Me habían advertido de que la enfermedad ya había avanzado tanto que lo mismo no me reconocería ni me respondería al saludarle.  Se me hacía duro verle así, pero lo entendí y  fui. Para darle un abrazo y hablarle durante un buen rato, con tal de tratar de avivar sus recuerdos, de todo aquello que tanto quería de su Ontinyent. Cuando nos referimos a un enfermo de Alzheimer cometemos el involuntario error de usar el pretérito, por tener asumido que la amnesia es su despersonalización, su muerte en vida. Pero desconocemos qué recuerdos y emociones todavía pueden anidar  en un rincón de su desguarnecida memoria, devastada por esa guadaña apocalíptica que es capaz de segar hasta el propio nombre. Tampoco sabemos en qué momento, una ráfaga de lo que entendemos como lucidez, será capaz de devolver al enfermo una evocación de tiempos pasados, un nombre, un paisaje, una canción. O si nos regalará un gesto, una sonrisa o un silencio por toda contestación a una pregunta. O un mutismo que se va haciendo espeso cuando se alarga y nos quedamos sin palabras de lo que le habíamos animado a comentar. 

Ignoro con qué criterios se decide dedicar el Día Mundial de… tantas cosas, efemérides y ocurrencias como se celebran a lo largo del año. Para este 2025 el Día Mundial del Alzheimer, la Organización Mundial de la Salud decidió que fuese el 21 de septiembre, víspera de la entrada en el otoño meteorológico. También un otoño es la metáfora demoledora de la dolencia capaz de  expropiar de tu propia memoria todo lo que has sido y querido, leído y amado, visitado y recorrido, escrito y hablado. Su mente, antaño envidiable por sus conocimientos y cuitas, ahora ha ido desvayéndose como esas fotos que pierden la nitidez de sus imágenes hasta diluirse poco a poco, desaparecer y borrarse del todo.

A Paco le mostré la portada del extra de LOCLAR dedicado a la Fiesta de moros y cristianos, en la que se veía la nube formada por el humo coincidente de una docena de arcabuces disparados por festeros de uno y otro bando. La escudriñó con detalle, pero no dijo nada. En silencio siguió ojeando sus páginas deteniéndose en los retratos de quienes iban apareciendo, como buscando en ellos rostros vinculados a su propia biografía. Que le retrotrajesen a aquellos años de pantalón corto, sabañones invernales y frío en las aulas, en las que aprendió las primeras letras que a lo largo de una brillante carrera serían su instrumento de trabajo. También la de su exquisita creación poética.

Volvió a mirar la portada una vez acabada la visualización de sus páginas en las que me pareció leía algunos de sus párrafos. “Bonita fotografía. Es de Luis Botella”, le dije, “un fotógrafo de la AFO, Agrupació Fotogràfica d’Ontinyent”. Siguió sumido en un silencio que me dolía. Y más perturbaba por si mi presencia podía causarle molestia o cansancio. Le hablé de la pericia y oportunidad de plasmar la coincidencia del disparo de las armas con el del fotógrafo. Vi asomar en su rostro dos diminutas lágrimas al tiempo que esbozaba una sonrisa que podría entenderse como contradictoria. Un gesto con el que quise entender que le había gustado la imagen de las Embajadas. Y cavilé si así había conseguido retrotraerle a los días en que, en aquella misma casa cerca del Mediterráneo, rodeados de sus muy queridos libros preparaba el discurso, magnífico, que nos regaló como pregonero de nuestras fiestas. 

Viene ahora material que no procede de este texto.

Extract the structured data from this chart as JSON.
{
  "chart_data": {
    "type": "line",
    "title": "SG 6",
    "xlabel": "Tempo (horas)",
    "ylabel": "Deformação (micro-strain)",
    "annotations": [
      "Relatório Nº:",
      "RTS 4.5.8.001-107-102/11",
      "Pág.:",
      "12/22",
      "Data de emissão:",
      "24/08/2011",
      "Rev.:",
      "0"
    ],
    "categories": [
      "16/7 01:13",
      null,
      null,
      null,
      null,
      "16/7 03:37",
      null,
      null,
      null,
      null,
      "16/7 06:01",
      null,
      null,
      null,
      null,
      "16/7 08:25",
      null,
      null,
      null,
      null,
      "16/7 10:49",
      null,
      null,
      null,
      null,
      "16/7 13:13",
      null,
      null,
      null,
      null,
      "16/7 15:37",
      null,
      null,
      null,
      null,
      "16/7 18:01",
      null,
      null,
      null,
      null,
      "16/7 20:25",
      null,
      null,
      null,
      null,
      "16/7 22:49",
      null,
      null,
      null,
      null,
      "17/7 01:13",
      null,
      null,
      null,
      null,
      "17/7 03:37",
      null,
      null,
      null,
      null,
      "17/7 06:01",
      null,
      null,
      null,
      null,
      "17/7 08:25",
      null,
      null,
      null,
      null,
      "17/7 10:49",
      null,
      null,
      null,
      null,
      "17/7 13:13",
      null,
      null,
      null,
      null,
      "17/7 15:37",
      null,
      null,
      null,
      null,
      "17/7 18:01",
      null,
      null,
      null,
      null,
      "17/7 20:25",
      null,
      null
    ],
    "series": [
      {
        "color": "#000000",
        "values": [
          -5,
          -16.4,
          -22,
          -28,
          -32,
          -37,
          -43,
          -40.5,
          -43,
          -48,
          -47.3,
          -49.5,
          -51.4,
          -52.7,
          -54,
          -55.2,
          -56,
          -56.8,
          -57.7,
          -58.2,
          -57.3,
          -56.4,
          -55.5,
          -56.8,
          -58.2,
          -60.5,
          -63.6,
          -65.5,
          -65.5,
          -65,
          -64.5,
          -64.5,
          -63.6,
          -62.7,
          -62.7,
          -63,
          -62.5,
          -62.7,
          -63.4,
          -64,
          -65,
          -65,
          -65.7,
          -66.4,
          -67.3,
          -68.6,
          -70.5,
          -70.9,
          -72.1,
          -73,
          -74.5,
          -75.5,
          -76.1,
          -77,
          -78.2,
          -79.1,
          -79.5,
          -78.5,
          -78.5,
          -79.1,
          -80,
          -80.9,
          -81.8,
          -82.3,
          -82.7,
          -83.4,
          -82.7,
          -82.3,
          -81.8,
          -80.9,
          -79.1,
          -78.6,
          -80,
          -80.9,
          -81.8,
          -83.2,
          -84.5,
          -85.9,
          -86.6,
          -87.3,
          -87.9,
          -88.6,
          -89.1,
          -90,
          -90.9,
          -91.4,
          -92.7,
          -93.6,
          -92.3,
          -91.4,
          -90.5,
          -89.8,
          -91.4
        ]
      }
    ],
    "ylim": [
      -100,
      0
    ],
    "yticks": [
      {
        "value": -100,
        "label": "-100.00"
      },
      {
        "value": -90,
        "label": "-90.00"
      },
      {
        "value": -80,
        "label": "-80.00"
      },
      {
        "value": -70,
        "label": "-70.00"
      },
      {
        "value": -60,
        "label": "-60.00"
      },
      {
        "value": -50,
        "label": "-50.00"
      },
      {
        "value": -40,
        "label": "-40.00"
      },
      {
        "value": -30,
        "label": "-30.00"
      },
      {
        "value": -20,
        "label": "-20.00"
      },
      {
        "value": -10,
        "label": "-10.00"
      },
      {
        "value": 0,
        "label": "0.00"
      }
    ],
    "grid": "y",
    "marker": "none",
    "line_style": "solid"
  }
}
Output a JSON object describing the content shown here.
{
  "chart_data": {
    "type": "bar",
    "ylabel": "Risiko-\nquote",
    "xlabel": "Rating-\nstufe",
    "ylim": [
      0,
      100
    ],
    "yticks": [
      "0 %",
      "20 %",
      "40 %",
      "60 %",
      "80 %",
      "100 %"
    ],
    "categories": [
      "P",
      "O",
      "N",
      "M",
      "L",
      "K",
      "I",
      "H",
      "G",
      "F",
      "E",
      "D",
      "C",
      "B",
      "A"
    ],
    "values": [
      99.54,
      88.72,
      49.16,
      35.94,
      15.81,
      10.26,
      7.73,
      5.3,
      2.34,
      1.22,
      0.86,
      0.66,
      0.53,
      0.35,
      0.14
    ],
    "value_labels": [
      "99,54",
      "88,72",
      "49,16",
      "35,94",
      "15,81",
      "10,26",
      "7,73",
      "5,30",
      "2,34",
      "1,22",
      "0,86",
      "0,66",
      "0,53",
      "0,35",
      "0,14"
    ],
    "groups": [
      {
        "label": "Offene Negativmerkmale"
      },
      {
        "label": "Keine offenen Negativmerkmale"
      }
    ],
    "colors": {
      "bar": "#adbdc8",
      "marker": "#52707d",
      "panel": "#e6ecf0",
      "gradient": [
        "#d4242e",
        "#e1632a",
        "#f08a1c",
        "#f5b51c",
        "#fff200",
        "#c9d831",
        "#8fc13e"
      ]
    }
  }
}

Pensé que era el momento adecuado para tratar de que saliese de su mutismo. “Cuántos recuerdos de tu pueblo, de nuestro pueblo, tienes en esta preciosa casa”, le comenté. Esta vez asintió moviendo la cabeza. Era el momento de forzarle a que concluyese un dicho popular bien conocido y se lo lancé como un señuelo: “Paco…Ontinyent, bona terra….” No terminé la frase, la alargué esperando que lo hiciese él. Y lo hizo aceptando el envite “… y  maaa…”. Arrastró sin terminar el “mala”, que por un momento me pareció que iba a pronunciar.  Pero no. Se detuvo y al instante, con una fuerza que parecía haber reservado para la ocasión, la completó muy convencido: “…y millor  gent”. En esta ocasión y momento su sonrisa fue el papel secante de sus propias lágrimas. Y también las mías. Escucharle acabar ese dicho tan nuestro, saliéndole de lo más hondo de su alma ontinyentina,  fue a estas alturas de una enfermedad tan cruel, impía, devastadora, canalla… como la que sufre en silencio, un magnífico e inolvidable discurso.